Banking Newsletter
November 2011
Bank capital rules keep on coming
Despite the Basel 3 agreement, prudential capital developments continue to emerge.
The Basel 3 rules on prudential capital may have been agreed internationally, but many areas remain to be finalised. Additional regulatory initiatives that have emerged in recent weeks further complicate matters too.
Key concerns
Amongst the many issues provoking particular discussion and discontent1 are:
- Role of the European Banking Authority (EBA)
Under CRD 4 – which will implement Basel 3 into Europe – the EBA will have responsibility for developing binding standards in approximately 150 separate areas. This represents a considerable workload for what is still an under-resourced, fledgling organisation, and it is not clear how well it will cope.
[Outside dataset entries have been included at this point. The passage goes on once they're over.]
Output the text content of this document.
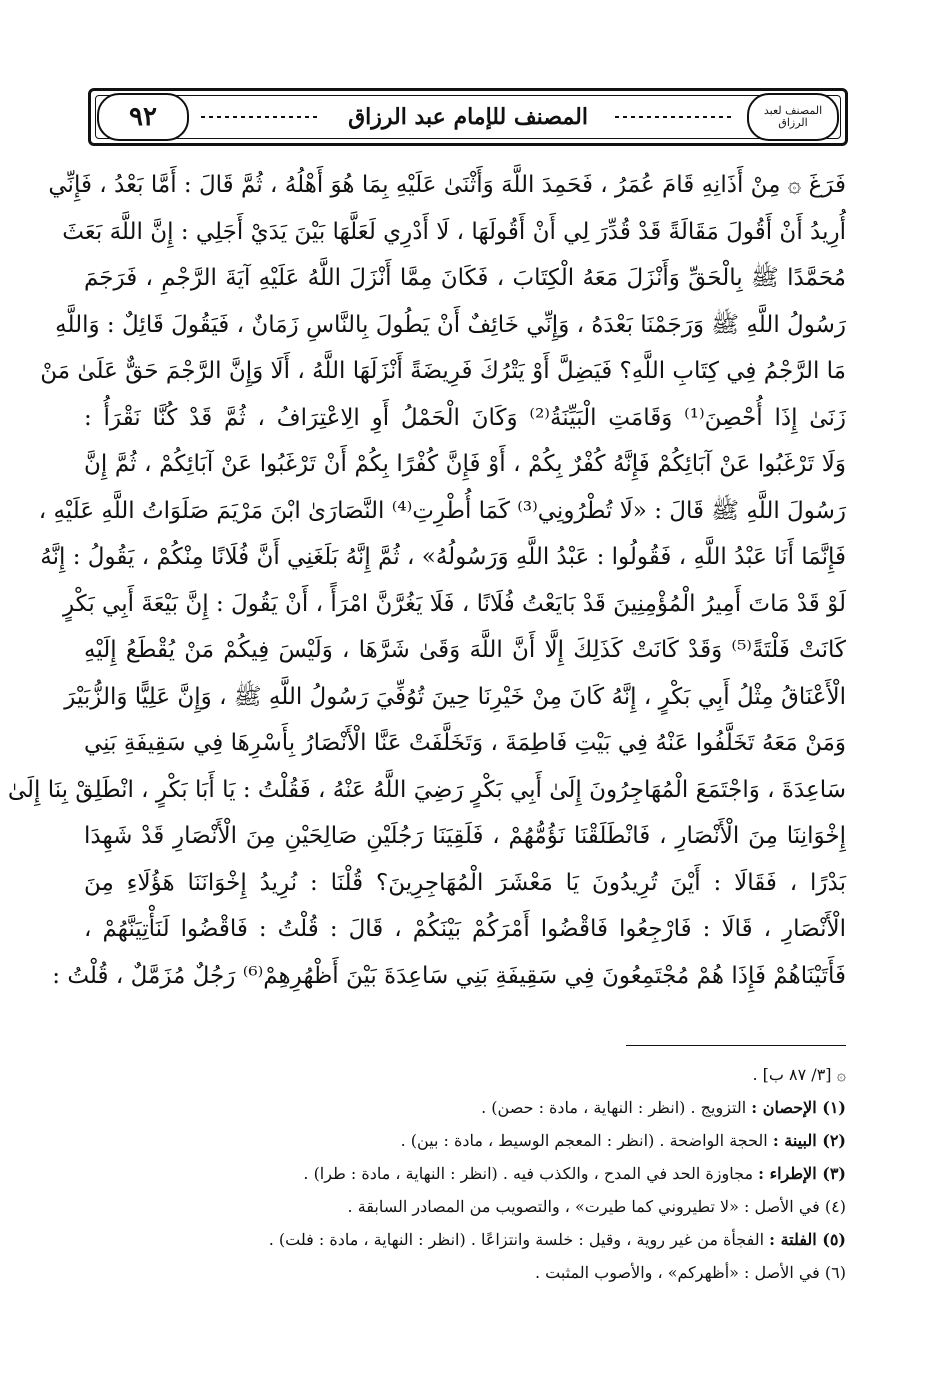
٩٢	المصنف للإمام عبد الرزاق	المصنف لعبد الرزاق
فَرَغَ ۞ مِنْ أَذَانِهِ قَامَ عُمَرُ ، فَحَمِدَ اللَّهَ وَأَثْنَىٰ عَلَيْهِ بِمَا هُوَ أَهْلُهُ ، ثُمَّ قَالَ : أَمَّا بَعْدُ ، فَإِنِّي
أُرِيدُ أَنْ أَقُولَ مَقَالَةً قَدْ قُدِّرَ لِي أَنْ أَقُولَهَا ، لَا أَدْرِي لَعَلَّهَا بَيْنَ يَدَيْ أَجَلِي : إِنَّ اللَّهَ بَعَثَ
مُحَمَّدًا ﷺ بِالْحَقِّ وَأَنْزَلَ مَعَهُ الْكِتَابَ ، فَكَانَ مِمَّا أَنْزَلَ اللَّهُ عَلَيْهِ آيَةَ الرَّجْمِ ، فَرَجَمَ
رَسُولُ اللَّهِ ﷺ وَرَجَمْنَا بَعْدَهُ ، وَإِنِّي خَائِفٌ أَنْ يَطُولَ بِالنَّاسِ زَمَانٌ ، فَيَقُولَ قَائِلٌ : وَاللَّهِ
مَا الرَّجْمُ فِي كِتَابِ اللَّهِ؟ فَيَضِلَّ أَوْ يَتْرُكَ فَرِيضَةً أَنْزَلَهَا اللَّهُ ، أَلَا وَإِنَّ الرَّجْمَ حَقٌّ عَلَىٰ مَنْ
زَنَىٰ إِذَا أُحْصِنَ⁽¹⁾ وَقَامَتِ الْبَيِّنَةُ⁽²⁾ وَكَانَ الْحَمْلُ أَوِ الِاعْتِرَافُ ، ثُمَّ قَدْ كُنَّا نَقْرَأُ :
وَلَا تَرْغَبُوا عَنْ آبَائِكُمْ فَإِنَّهُ كُفْرٌ بِكُمْ ، أَوْ فَإِنَّ كُفْرًا بِكُمْ أَنْ تَرْغَبُوا عَنْ آبَائِكُمْ ، ثُمَّ إِنَّ
رَسُولَ اللَّهِ ﷺ قَالَ : «لَا تُطْرُونِي⁽³⁾ كَمَا أُطْرِتِ⁽⁴⁾ النَّصَارَىٰ ابْنَ مَرْيَمَ صَلَوَاتُ اللَّهِ عَلَيْهِ ،
فَإِنَّمَا أَنَا عَبْدُ اللَّهِ ، فَقُولُوا : عَبْدُ اللَّهِ وَرَسُولُهُ» ، ثُمَّ إِنَّهُ بَلَغَنِي أَنَّ فُلَانًا مِنْكُمْ ، يَقُولُ : إِنَّهُ
لَوْ قَدْ مَاتَ أَمِيرُ الْمُؤْمِنِينَ قَدْ بَايَعْتُ فُلَانًا ، فَلَا يَغُرَّنَّ امْرَأً ، أَنْ يَقُولَ : إِنَّ بَيْعَةَ أَبِي بَكْرٍ
كَانَتْ فَلْتَةً⁽⁵⁾ وَقَدْ كَانَتْ كَذَلِكَ إِلَّا أَنَّ اللَّهَ وَقَىٰ شَرَّهَا ، وَلَيْسَ فِيكُمْ مَنْ يُقْطَعُ إِلَيْهِ
الْأَعْنَاقُ مِثْلُ أَبِي بَكْرٍ ، إِنَّهُ كَانَ مِنْ خَيْرِنَا حِينَ تُوُفِّيَ رَسُولُ اللَّهِ ﷺ ، وَإِنَّ عَلِيًّا وَالزُّبَيْرَ
وَمَنْ مَعَهُ تَخَلَّفُوا عَنْهُ فِي بَيْتِ فَاطِمَةَ ، وَتَخَلَّفَتْ عَنَّا الْأَنْصَارُ بِأَسْرِهَا فِي سَقِيفَةِ بَنِي
سَاعِدَةَ ، وَاجْتَمَعَ الْمُهَاجِرُونَ إِلَىٰ أَبِي بَكْرٍ رَضِيَ اللَّهُ عَنْهُ ، فَقُلْتُ : يَا أَبَا بَكْرٍ ، انْطَلِقْ بِنَا إِلَىٰ
إِخْوَانِنَا مِنَ الْأَنْصَارِ ، فَانْطَلَقْنَا نَؤُمُّهُمْ ، فَلَقِيَنَا رَجُلَيْنِ صَالِحَيْنِ مِنَ الْأَنْصَارِ قَدْ شَهِدَا
بَدْرًا ، فَقَالَا : أَيْنَ تُرِيدُونَ يَا مَعْشَرَ الْمُهَاجِرِينَ؟ قُلْنَا : نُرِيدُ إِخْوَانَنَا هَؤُلَاءِ مِنَ
الْأَنْصَارِ ، قَالَا : فَارْجِعُوا فَاقْضُوا أَمْرَكُمْ بَيْنَكُمْ ، قَالَ : قُلْتُ : فَاقْضُوا لَنَأْتِيَنَّهُمْ ،
فَأَتَيْنَاهُمْ فَإِذَا هُمْ مُجْتَمِعُونَ فِي سَقِيفَةِ بَنِي سَاعِدَةَ بَيْنَ أَظْهُرِهِمْ⁽⁶⁾ رَجُلٌ مُزَمَّلٌ ، قُلْتُ :
۞ [٣/ ٨٧ ب] .
(١) الإحصان : التزويج . (انظر : النهاية ، مادة : حصن) .
(٢) البينة : الحجة الواضحة . (انظر : المعجم الوسيط ، مادة : بين) .
(٣) الإطراء : مجاوزة الحد في المدح ، والكذب فيه . (انظر : النهاية ، مادة : طرا) .
(٤) في الأصل : «لا تطيروني كما طيرت» ، والتصويب من المصادر السابقة .
(٥) الفلتة : الفجأة من غير روية ، وقيل : خلسة وانتزاعًا . (انظر : النهاية ، مادة : فلت) .
(٦) في الأصل : «أظهركم» ، والأصوب المثبت .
The EBA’s proposed capital package, announced on 26 October 2011, is another contentious issue. It requires banks to build up temporary capital buffers to reach a 9% Core Tier 1 ratio by the end of June 2012 in order to address market fears around sovereign risk. Yet there is controversy over:
- The detail of the calculation itself; and
- The degree of additional drag it could put on economic activity
The Basel Committee has decided the surcharge for banks must be held in Common Equity, rather than less costly contingent or bail-in instruments. This is contrary to the hopes of many organisations, which will see the measure as yet another excessive burden at the current time.
Regulators’ requirements around write-down or automatic equity conversion of non-equity capital are raising concerns around the traditional ordering of the capital structure, pricing and whether there is any investor base for such products.
- Fundamental review of the trading book
To date there is still nothing published, producing huge uncertainty about the prospective impact on banks and their operating models.
Conclusion
While considerable uncertainty remains as to the exact shape of the final prudential capital framework, areas of overlap and duplication are becoming apparent. To avoid digging up the road twice, it is crucial banks keep abreast of all the latest proposals as they emerge, and approach the changes that will result in a coordinated, strategic fashion.